Why Use uniform() for Random Floats?
The uniform() function is great when you need a random float in a specific range. It is commonly used for:
Practical Example
Let’s say you are working with a game and need to randomly determine the speed of an object within a specific range.
You could use uniform() to generate random speed values:
# Randomly generate speed for an object
min_speed = 5.0 # Minimum speed in units per second
max_speed = 15.0 # Maximum speed in units per second
# Generate random speed
random_speed = random.uniform(min_speed, max_speed)
# Output the random speed
print(f"The random speed of the object is: {random_speed} units per second.")
Output:
The random speed of the object is: 12.834560948323712 units per second.
The uniform() function is especially useful when you need to simulate real-world data or deal with floating-point values that vary within a specified range.
The uniform() function in Python is used to generate random number in python by producing a floating-point number between two specified values. It’s useful for situations where you need a random float within a specific range, as shown in random number in python with example.
You can generate random number in python using the uniform() function. For example, random.uniform(1.5, 10.5) will give you a random float between 1.5 and 10.5. This is a practical method for generating random number in python with example within a specific range.
No, uniform() generates random floating-point numbers, not integers. To generate integers, you can use random.randint(). However, for random number in python with example, uniform() is a great choice when you need a floating-point result.
The uniform() function includes the lower bound, but random number in python with example results are not guaranteed to include the upper bound. The upper bound is exclusive in some contexts, but generate random number in python always returns a floating-point value between the given bounds.
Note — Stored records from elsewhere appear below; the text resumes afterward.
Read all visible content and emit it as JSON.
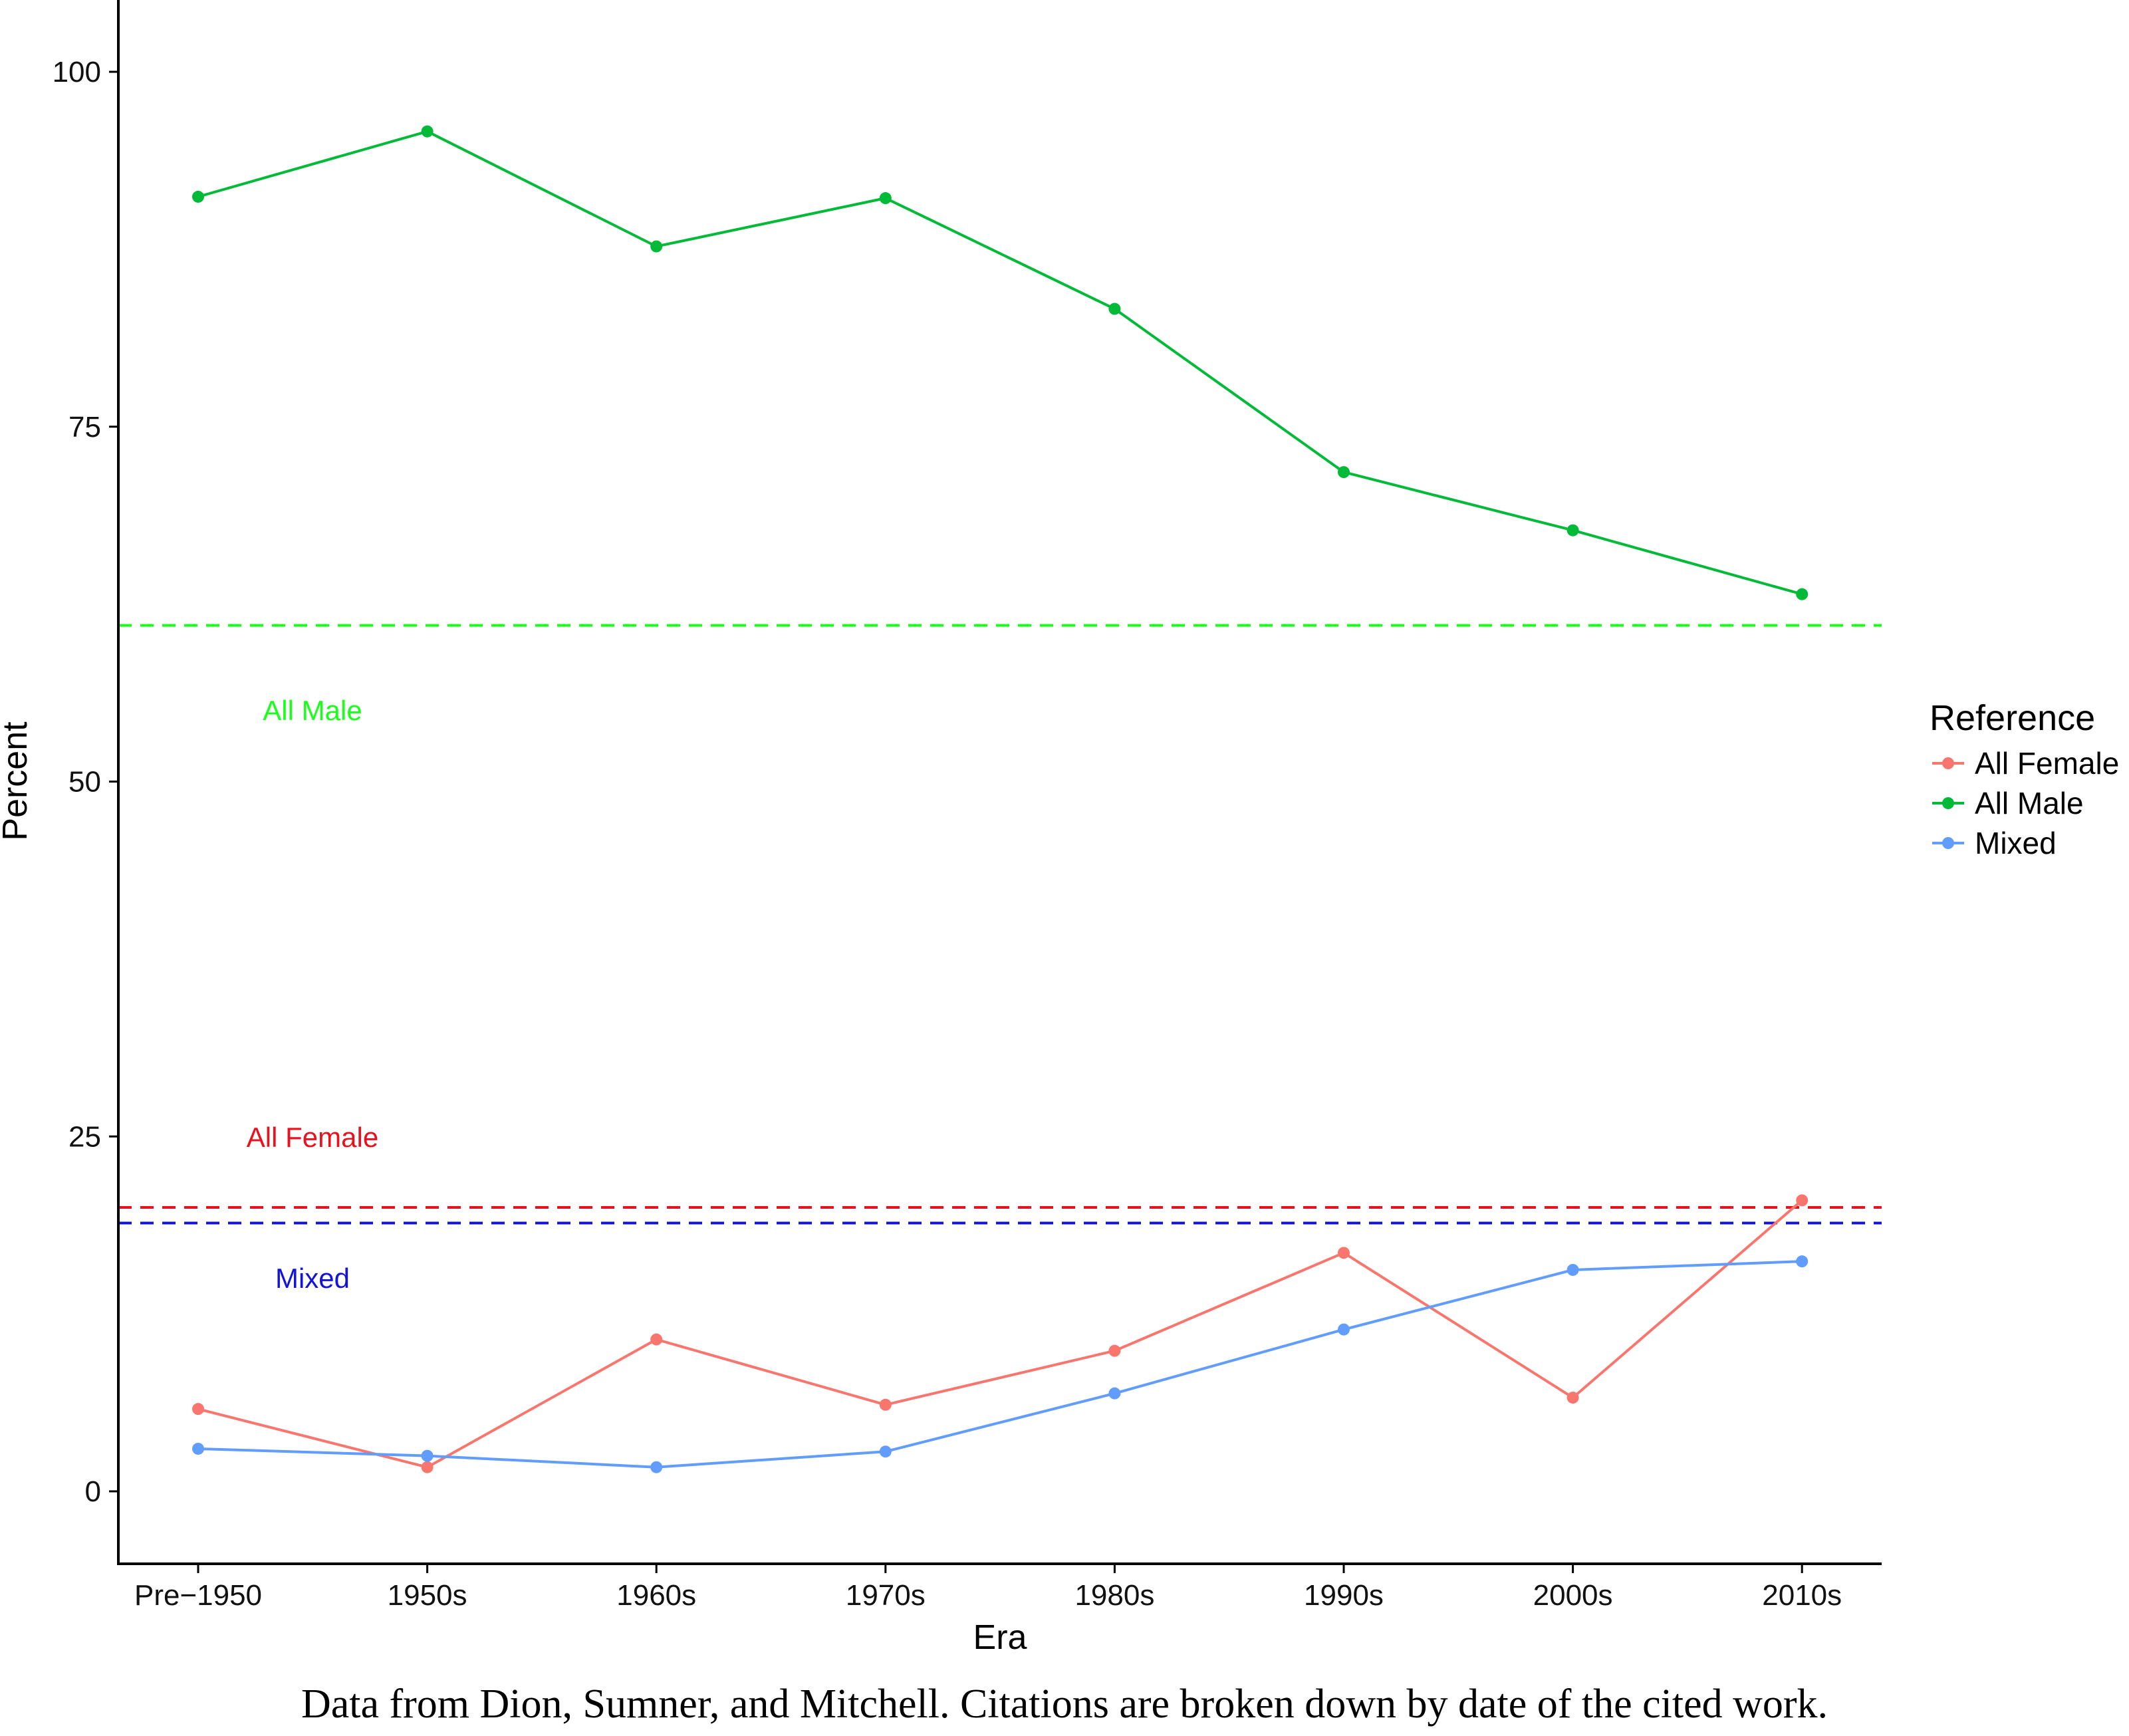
{
  "chart_data": {
    "type": "line",
    "title": "",
    "xlabel": "Era",
    "ylabel": "Percent",
    "categories": [
      "Pre−1950",
      "1950s",
      "1960s",
      "1970s",
      "1980s",
      "1990s",
      "2000s",
      "2010s"
    ],
    "y_ticks": [
      "0",
      "25",
      "50",
      "75",
      "100"
    ],
    "ylim": [
      -5,
      105
    ],
    "grid": false,
    "legend": {
      "title": "Reference",
      "placement": "right",
      "entries": [
        "All Female",
        "All Male",
        "Mixed"
      ]
    },
    "series": [
      {
        "name": "All Female",
        "color": "#f8766d",
        "values": [
          5.8,
          1.7,
          10.7,
          6.1,
          9.9,
          16.8,
          6.6,
          20.5
        ]
      },
      {
        "name": "All Male",
        "color": "#00ba38",
        "values": [
          91.2,
          95.8,
          87.7,
          91.1,
          83.3,
          71.8,
          67.7,
          63.2
        ]
      },
      {
        "name": "Mixed",
        "color": "#619cff",
        "values": [
          3.0,
          2.5,
          1.7,
          2.8,
          6.9,
          11.4,
          15.6,
          16.2
        ]
      }
    ],
    "reference_lines": [
      {
        "label": "All Male",
        "value": 61.0,
        "color": "#1aff1a",
        "dashed": true
      },
      {
        "label": "All Female",
        "value": 20.0,
        "color": "#e8121f",
        "dashed": true
      },
      {
        "label": "Mixed",
        "value": 18.9,
        "color": "#1313d9",
        "dashed": true
      }
    ]
  },
  "caption": "Data from Dion, Sumner, and Mitchell. Citations are broken down by date of the cited work."
}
Yes, uniform() is part of Python's random module, which is included in Python’s standard library. This makes it easy to generate random number in python without any external dependencies.
Yes, uniform() is specifically designed to generate random floating-point numbers, including decimal values. This helps in tasks that require random number in python with example where decimals are important.
Use random.uniform(low, high), where low is the starting value, and high is the ending value of the range. It allows you to generate random number in python and apply it to any floating-point range you desire.
Yes, uniform() can return negative values if the lower bound is negative. For example, random.uniform(-5, -1) will return a random negative float between -5 and -1, which is a valid random number in python with example.
uniform() generates floating-point numbers, while randint() generates integer values. To generate random number in python with decimals, use uniform(), and for integer values, use randint().
A real-world example of using uniform() is in simulation models where you need a random floating-point number, such as for simulating physical movements in a game, or random stock price changes, which require random number in python with example in a continuous range.
uniform() simplifies the process of generating random number in python by handling the complexity of generating floats within a specified range, ensuring efficient and accurate results.
Take our Free Quiz on Python
Answer quick questions and assess your Python knowledge
Author
Talk to our experts. We are available 7 days a week, 9 AM to 12 AM (midnight)
Indian Nationals
1800 210 2020
Foreign Nationals
+918045604032
1.The above statistics depend on various factors and individual results may vary. Past performance is no guarantee of future results.
2.The student assumes full responsibility for all expenses associated with visas, travel, & related costs. upGrad does not provide any a.